O Londra macerası sonrası gelip siyasala başladım. İlk günü okulu su basmıştı, elime bir yangın kovası tutuşturup “zincire gir” dediler. Elden ele boşalttık alt katta göle dönen suyu. Zincirin tamamı çeşitli hareketlerde örgütlü solcular, devrimciler. Acil çözüm gerektiğinde en önde koşanlardı, 25 senedir de aynı, 50 senedir de, bütün tarih aynı.
O zamanlar “devrimci” tasviri vardı herkesin dilinde. Devrimciler temiz giyinir, kendine saygısı olmayanın halka da olmaz. Bir devrimci yalan söylemez, bugün bir vesile yalan söyleyen yarın halka da yalan söyler. Devrimciler güvenilir insanlardır, verdikleri sözü tutar, tutamayacakları sözü vermez. Tutamayacaksan söz verme. Bir devrimci geç kalmaz, geç kalmak hem bekleyene saygısızlıktır hem bir güvenlik sorunu. Devrimciler pes etmez, kazanım olmadan boykotlar bitmez. Bir devrimci için halk kendinden önce gelir, halk her şeyin en iyisine layıktır, aza tamah etmesi beklenmez. Gerekirse uyumaz mahallede nöbet tutarsın ki halk rahat yatsın, gerekirse aç gezersin ama düzenlediğin piknikte en güzel ikramları yaparsın. Devrimci menfaat beklemez, karşılık beklemez. Doğru olanı yapmak vazifedir, menfaate indirgenmez.
Böyle uzar gider liste, anlatmaya doyamazdı ağabeylerimiz, ablalarımız. Karşımızda zaten bir sürü örnek.
Şimdilerde de seçmen kimliğine bakmadan, hiçbir kimliğine bakmadan, dar günde yetiş denilenler hep bu gelenekten gelenler.
Nasıl örgütlenir devrimciler? Mahallede, işyerinde, okullarında. -Bir devrimci örnek insan olmalıdır semtinde, sevgi, saygı ve güven duyulmalı kendisine- İhtiyacı olanın yardımına koşarlar. Yaşlıların evlerine pazar poşetleri taşınır, kapıları “Bir ihtiyaç var mı?” diye çalınır. Çocuklarla parklarda oynanır, anneler rahat eder böylece. Kadınlar kadınlarla sohbet ederler günlerde, dertlerini dinlerler, evde bir şiddet olduğunda kadınlar mahalledeki devrimcilere karakoldan daha çok güvenirler. Kahvehanelere girilir, hal hatırlar sorulur, sendika nedir anlatılır, hak nedir, emek nedir, grev nedir... Kitaplar önerilir, getirilip ödünç verilir, okudun mu diye öyle çok yoklanır ki artık kitabı alan okumak zorunda kalır. Üzerine konuşulur sonra. Dergiler basılır. Ev ev gezer gençler. Tanımadığınız bir evin kapısını çalıp dergi satmaya çalışmak, “Hele sen bir al bak da abla, beğenmezsen yarın gelir geri alırım, beğenirsen parasını verirsin, bak özellikle üçüncü sayfadaki şu haberi okumanı çok isterim” demek gencecik insanlar için düşünün ki nasıl bir iletişim yeteneğidir.

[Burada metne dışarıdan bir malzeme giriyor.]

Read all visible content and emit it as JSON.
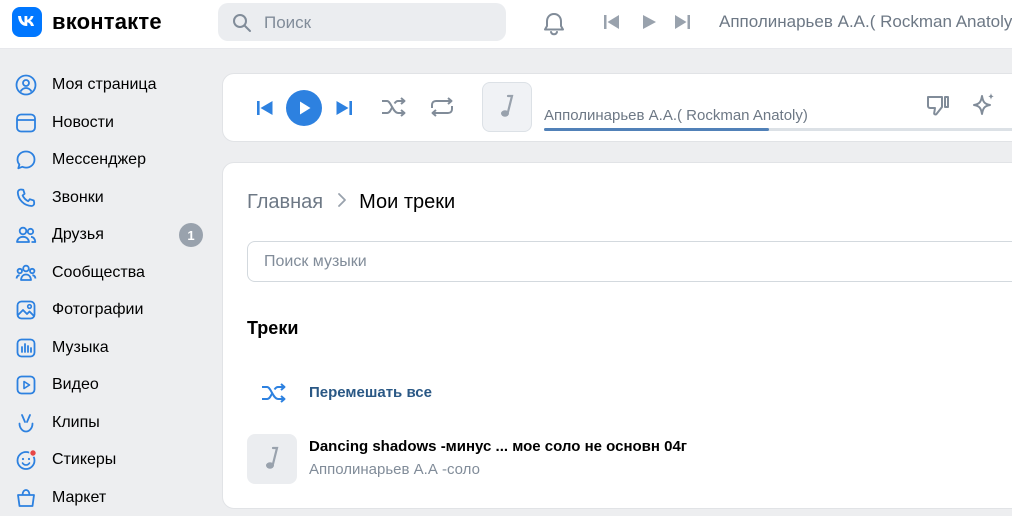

Kültür Merkezleri açılır sonra semtlerde. Örgütlü insanlardan yeteneği olanlar bir müzik grubu kurarlar, tiyatro eğitimi almışlar tiyatro grubu ya da dans. İşçinin emekçinin bütçesinin yeteceği bir bedele kurslar açılır. Parası olmayana da hayır denilmez, idare edilir. Bir çay için olabilecek en ucuz bedel konur, sanayi tostu yapılır, kütüphane kitapla doldurulur, özel günlerde etkinlikler düzenlenir. Mahalleli burada enstrüman çalmayı, koroda şarkı söylemeyi, dans etmeyi, felsefeyi, tarihi, psikolojiyi, işinde işine yarayacak etkili konuşma yöntemlerini, hikaye anlatmayı, resim yapmayı öğrenir. Öğrendiği şeyleri gösterme şansı da bulur, sahneye çıkar, konsere çıkar, sergide eserleri sergilenir.
Çocukları sınava hazırlananlar için özel ders verilir. Öğrenci hareketindekiler yapar bunu. Dil kursları da açılır herkes için, ilgili bölümlerden örgütlü öğrenciler varsa. Yoksa da öğrenci hareketi bir hedef koyar kendine, kültür merkezimizde dil kursu açmak istiyoruz, mütercim tercümanlık ya da x dili ve edebiyatı bölümünden birkaç arkadaş bulup örgütleyelim ki yapabilelim, denir.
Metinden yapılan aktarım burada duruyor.